Une autre médecin de famille au CHSLD Herron en télétravail, la Dre Lilia Lavallée, a témoigné que la décision de se rendre sur place est survenue le 11 avril, à la suite de la parution d’un article dans la Gazette exposant le manque criant de soins. 

La coroner a ainsi voulu remercier publiquement le journaliste Aaron Derfel. «Si cet homme-là ne fait pas l’article, est-ce que de 47 résidents décédés, on serait passé à 130?» s’est-elle demandé. 

C’est aussi seulement après ce premier article qu’un véritable décompte des décès est demandé auprès des médecins qui oeuvraient dans le CHSLD, selon les témoignages entendus. 

Pour sa part, la Dre Hermon a expliqué avoir été très inquiète du manque d’équipements de protection au CHSLD Herron, la freinant à s’y rendre. 

C’est d’ailleurs sa clinique médicale qui a fourni une boîte de masques au CHSLD le 25 mars. Deux jours avant, le directeur en place lui avait dit qu’il n’y avait pas d’équipements de protection, comme des masques ou des gants, dans la bâtisse. 

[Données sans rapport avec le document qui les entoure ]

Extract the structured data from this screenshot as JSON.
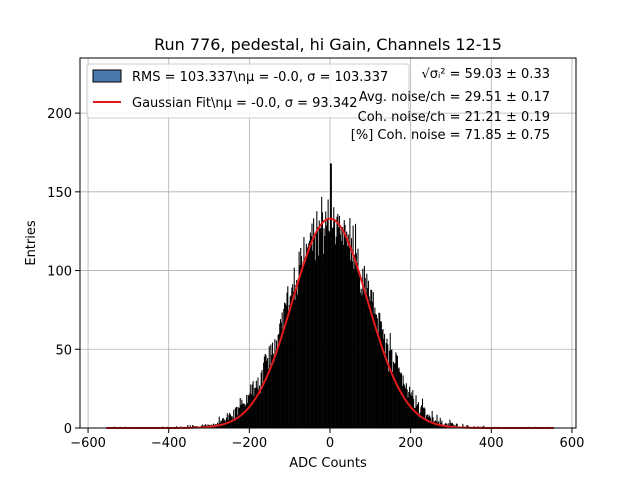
{
  "chart_data": {
    "type": "bar",
    "title": "Run 776, pedestal, hi Gain, Channels 12-15",
    "xlabel": "ADC Counts",
    "ylabel": "Entries",
    "xlim": [
      -620,
      610
    ],
    "ylim": [
      0,
      235
    ],
    "xticks": [
      -600,
      -400,
      -200,
      0,
      200,
      400,
      600
    ],
    "xtick_labels": [
      "−600",
      "−400",
      "−200",
      "0",
      "200",
      "400",
      "600"
    ],
    "yticks": [
      0,
      50,
      100,
      150,
      200
    ],
    "ytick_labels": [
      "0",
      "50",
      "100",
      "150",
      "200"
    ],
    "grid": true,
    "legend_placement": "top-left",
    "histogram": {
      "name": "RMS = 103.337\\nμ = -0.0, σ = 103.337",
      "color": "#000000",
      "legend_color": "#4a7aad",
      "bin_start": -550,
      "bin_width": 2,
      "tallest_peak": {
        "x": 2,
        "y": 168
      },
      "approx_mean": 0,
      "approx_sigma": 103.337,
      "approx_amplitude": 133
    },
    "fit": {
      "name": "Gaussian Fit\\nμ = -0.0, σ = 93.342",
      "color": "#e31a1c",
      "mu": 0.0,
      "sigma": 93.342,
      "amplitude": 133,
      "x_range": [
        -555,
        555
      ]
    },
    "legend": [
      {
        "label": "RMS = 103.337\\nμ = -0.0, σ = 103.337",
        "kind": "patch"
      },
      {
        "label": "Gaussian Fit\\nμ = -0.0, σ = 93.342",
        "kind": "line"
      }
    ],
    "annotations": [
      "√σᵢ² = 59.03 ± 0.33",
      "Avg. noise/ch = 29.51 ± 0.17",
      "Coh. noise/ch = 21.21 ± 0.19",
      "[%] Coh. noise = 71.85 ± 0.75"
    ]
  }
}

Elle a aussi relaté avoir approché Emélie Castonguay-Leclerc du CIUSSS pour obtenir de la main-d’oeuvre au CHSLD le 27 mars, mais cette dernière aurait alors refusé de les aider, plaidant que le CIUSSS manquait autant de personnel. 

Appel au 911

Plus tôt dans la journée, la fille d’une résidente a raconté à la coroner avoir appelé la police tellement elle s’inquiétait pour sa mère. 

L’aînée l’a appelé le 28 mars à 23h, car elle était toujours dans son fauteuil roulant au lieu d’être au lit, et que malgré des appels répétés avec sa sonnerie, personne ne venait à son chevet. 

Normalement, elle était couchée vers 20h. Sa fille a alors tenté de rejoindre le personnel, appelant à différents numéros sur les étages, sans succès. Pendant ce temps, sa mère se promenait sur les étages et ne voyait aucun employé, a-t-elle dit. 

Elle-même infirmière, elle commençait son quart de travail dans un hôpital, mais une collègue s’est offerte pour se rendre à Herron. Sur place, elle a cogné et sonné à la porte, mais personne n’a répondu. 

Vers 1h, elle a donc appelé le 911. Les policiers lui ont dit avoir parlé à une infirmière, mais ne pas être rentrés dans le bâtiment, n’ayant pas d’équipements de protection. Sa mère aurait été couchée peu de temps après. 

Peu après, sa mère a développé des symptômes de la COVID-19 et elle a aussi fait un AVC, réduisant énormément ses capacités. Elle est ensuite décédée en octobre au CHSLD Herron.